Activation threshold
An agent is considered ready for activation when:
- The observation period (minimum 14 days) has elapsed
- The agent has made enough decisions for statistical significance
- The agreement rate meets the threshold (default: 85%)
- There are no CRITICAL-risk disagreements (cases where the agent would have made a dangerous wrong decision)
You can check activation readiness via the metrics endpoint:
curl https://api.korastratum.com/ai/api/v1/ai/agents/reconciliation_agent/metrics \
-H "Authorization: Bearer $KORA_API_KEY" \
-H "X-Tenant-ID: $KORA_TENANT_ID"
The response includes a ready_for_activation boolean and a shadow_comparison object with detailed agreement statistics.
Promoting to active mode
Once an agent is ready, promote it by updating its configuration:
curl -X PUT https://api.korastratum.com/ai/api/v1/ai/agents/reconciliation_agent/config \
-H "Authorization: Bearer $KORA_API_KEY" \
-H "X-Tenant-ID: $KORA_TENANT_ID" \
-H "Content-Type: application/json" \
-d '{
"mode": "active",
"auto_act_threshold": "MEDIUM"
}'
Promoting an agent to active mode means it will execute actions autonomously for decisions at or below the configured risk threshold.
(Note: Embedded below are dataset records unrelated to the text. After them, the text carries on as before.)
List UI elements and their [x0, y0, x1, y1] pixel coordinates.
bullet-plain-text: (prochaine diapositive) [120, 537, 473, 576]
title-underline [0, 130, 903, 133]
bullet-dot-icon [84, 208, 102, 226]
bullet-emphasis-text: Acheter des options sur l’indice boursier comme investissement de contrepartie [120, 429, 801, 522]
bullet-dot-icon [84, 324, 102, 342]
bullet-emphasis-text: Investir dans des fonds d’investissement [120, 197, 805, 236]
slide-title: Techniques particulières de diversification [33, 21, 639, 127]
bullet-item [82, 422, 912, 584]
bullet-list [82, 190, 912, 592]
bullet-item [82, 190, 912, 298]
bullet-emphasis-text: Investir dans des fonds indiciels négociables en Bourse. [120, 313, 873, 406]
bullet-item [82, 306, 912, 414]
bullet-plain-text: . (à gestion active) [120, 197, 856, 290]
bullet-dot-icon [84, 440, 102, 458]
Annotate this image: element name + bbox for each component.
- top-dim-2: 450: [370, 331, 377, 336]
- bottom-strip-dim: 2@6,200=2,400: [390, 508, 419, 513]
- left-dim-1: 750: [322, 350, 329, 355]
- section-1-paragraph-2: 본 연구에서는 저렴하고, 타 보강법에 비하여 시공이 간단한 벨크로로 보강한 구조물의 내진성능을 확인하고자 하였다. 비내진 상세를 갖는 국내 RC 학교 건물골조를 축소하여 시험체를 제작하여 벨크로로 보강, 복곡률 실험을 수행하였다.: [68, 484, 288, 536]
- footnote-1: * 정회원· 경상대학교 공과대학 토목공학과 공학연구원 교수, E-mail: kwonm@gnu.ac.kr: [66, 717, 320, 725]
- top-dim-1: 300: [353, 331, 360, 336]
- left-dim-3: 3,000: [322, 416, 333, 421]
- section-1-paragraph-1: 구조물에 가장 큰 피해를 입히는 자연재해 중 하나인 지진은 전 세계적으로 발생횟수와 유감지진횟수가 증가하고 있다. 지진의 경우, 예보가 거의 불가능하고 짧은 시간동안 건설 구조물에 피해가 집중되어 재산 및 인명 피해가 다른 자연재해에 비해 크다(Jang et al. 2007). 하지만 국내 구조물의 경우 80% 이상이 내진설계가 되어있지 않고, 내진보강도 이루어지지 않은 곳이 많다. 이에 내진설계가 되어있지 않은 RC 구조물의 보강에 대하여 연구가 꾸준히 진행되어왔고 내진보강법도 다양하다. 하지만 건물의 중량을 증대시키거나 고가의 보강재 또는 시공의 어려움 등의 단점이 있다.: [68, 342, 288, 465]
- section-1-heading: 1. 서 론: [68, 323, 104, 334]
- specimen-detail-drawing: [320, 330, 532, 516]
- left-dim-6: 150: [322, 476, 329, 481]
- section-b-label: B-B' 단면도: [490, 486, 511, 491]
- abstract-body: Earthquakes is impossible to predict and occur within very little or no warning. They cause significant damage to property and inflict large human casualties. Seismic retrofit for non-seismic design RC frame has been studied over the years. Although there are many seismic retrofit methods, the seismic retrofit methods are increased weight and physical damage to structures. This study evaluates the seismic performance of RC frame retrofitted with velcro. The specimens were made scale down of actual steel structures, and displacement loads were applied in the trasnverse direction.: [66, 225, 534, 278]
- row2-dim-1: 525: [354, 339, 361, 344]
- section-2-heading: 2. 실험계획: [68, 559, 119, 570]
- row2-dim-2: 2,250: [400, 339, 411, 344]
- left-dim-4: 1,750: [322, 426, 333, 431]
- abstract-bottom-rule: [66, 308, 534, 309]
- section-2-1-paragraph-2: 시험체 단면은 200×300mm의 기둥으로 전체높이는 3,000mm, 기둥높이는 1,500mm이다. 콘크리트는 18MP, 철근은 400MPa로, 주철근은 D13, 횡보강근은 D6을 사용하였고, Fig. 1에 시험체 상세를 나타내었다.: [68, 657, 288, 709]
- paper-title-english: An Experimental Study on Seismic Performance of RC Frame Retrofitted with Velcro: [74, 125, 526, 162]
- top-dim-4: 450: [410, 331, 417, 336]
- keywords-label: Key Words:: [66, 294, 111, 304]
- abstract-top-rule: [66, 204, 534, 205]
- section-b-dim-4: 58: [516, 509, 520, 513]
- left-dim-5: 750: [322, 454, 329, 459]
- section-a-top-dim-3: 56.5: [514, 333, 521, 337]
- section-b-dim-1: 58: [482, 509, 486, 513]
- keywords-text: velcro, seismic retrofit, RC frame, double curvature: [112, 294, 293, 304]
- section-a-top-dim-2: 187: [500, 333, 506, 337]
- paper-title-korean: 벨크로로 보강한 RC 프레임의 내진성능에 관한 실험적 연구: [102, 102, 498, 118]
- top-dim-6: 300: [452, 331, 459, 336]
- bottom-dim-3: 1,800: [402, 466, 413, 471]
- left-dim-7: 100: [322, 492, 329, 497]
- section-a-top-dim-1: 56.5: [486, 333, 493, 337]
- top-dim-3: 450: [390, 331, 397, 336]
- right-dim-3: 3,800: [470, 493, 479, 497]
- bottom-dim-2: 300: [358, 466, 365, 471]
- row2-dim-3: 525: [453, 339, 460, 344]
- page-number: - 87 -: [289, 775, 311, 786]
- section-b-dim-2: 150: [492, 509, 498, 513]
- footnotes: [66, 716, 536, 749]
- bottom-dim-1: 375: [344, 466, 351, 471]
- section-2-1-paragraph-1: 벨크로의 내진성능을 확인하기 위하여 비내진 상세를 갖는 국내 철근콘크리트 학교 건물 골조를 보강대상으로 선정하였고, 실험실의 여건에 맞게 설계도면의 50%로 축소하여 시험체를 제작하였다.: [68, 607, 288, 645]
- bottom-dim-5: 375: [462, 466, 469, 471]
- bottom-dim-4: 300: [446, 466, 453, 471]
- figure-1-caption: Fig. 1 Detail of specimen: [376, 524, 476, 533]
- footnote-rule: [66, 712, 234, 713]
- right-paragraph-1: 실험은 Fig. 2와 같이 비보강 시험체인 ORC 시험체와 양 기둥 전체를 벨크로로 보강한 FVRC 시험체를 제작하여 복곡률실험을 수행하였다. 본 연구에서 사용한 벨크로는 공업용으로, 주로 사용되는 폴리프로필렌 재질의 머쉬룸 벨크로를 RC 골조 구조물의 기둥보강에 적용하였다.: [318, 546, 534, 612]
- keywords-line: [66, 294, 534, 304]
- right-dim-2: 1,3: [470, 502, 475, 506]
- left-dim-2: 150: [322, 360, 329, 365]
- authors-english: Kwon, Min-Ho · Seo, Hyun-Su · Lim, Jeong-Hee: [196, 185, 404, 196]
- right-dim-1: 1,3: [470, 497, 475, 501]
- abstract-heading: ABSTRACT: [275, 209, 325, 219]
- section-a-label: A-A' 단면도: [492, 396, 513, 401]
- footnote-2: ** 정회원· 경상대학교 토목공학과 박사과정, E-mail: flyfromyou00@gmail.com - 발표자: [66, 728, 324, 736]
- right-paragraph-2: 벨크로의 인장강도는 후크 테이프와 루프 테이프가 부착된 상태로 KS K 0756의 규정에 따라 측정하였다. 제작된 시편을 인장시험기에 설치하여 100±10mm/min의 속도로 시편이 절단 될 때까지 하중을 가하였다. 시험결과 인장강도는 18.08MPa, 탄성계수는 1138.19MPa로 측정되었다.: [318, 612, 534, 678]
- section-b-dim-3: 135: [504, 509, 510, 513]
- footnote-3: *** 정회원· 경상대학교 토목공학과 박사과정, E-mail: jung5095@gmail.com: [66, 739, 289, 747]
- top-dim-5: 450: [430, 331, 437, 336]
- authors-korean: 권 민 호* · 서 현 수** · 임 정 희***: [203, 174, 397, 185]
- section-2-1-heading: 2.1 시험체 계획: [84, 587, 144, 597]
Decisions above the threshold are escalated to humans via the workflow system.
Risk thresholds in active mode
When an agent is active, the auto_act_threshold controls which decisions it can execute autonomously:
| Threshold | Agent can auto-act on |
|---|---|
LOW | Only LOW-risk decisions |
MEDIUM | LOW and MEDIUM-risk decisions |
HIGH | LOW, MEDIUM, and HIGH-risk decisions |
CRITICAL | All decisions (not recommended) |
Decisions above the threshold create a human approval request in the workflow system.
Reverting to shadow mode
You can always revert an agent to shadow mode:
curl -X PUT https://api.korastratum.com/ai/api/v1/ai/agents/reconciliation_agent/config \
-H "Authorization: Bearer $KORA_API_KEY" \
-H "X-Tenant-ID: $KORA_TENANT_ID" \
-H "Content-Type: application/json" \
-d '{"mode": "shadow"}'
This is a non-destructive operation. The agent immediately stops acting but continues observing and deciding for comparison.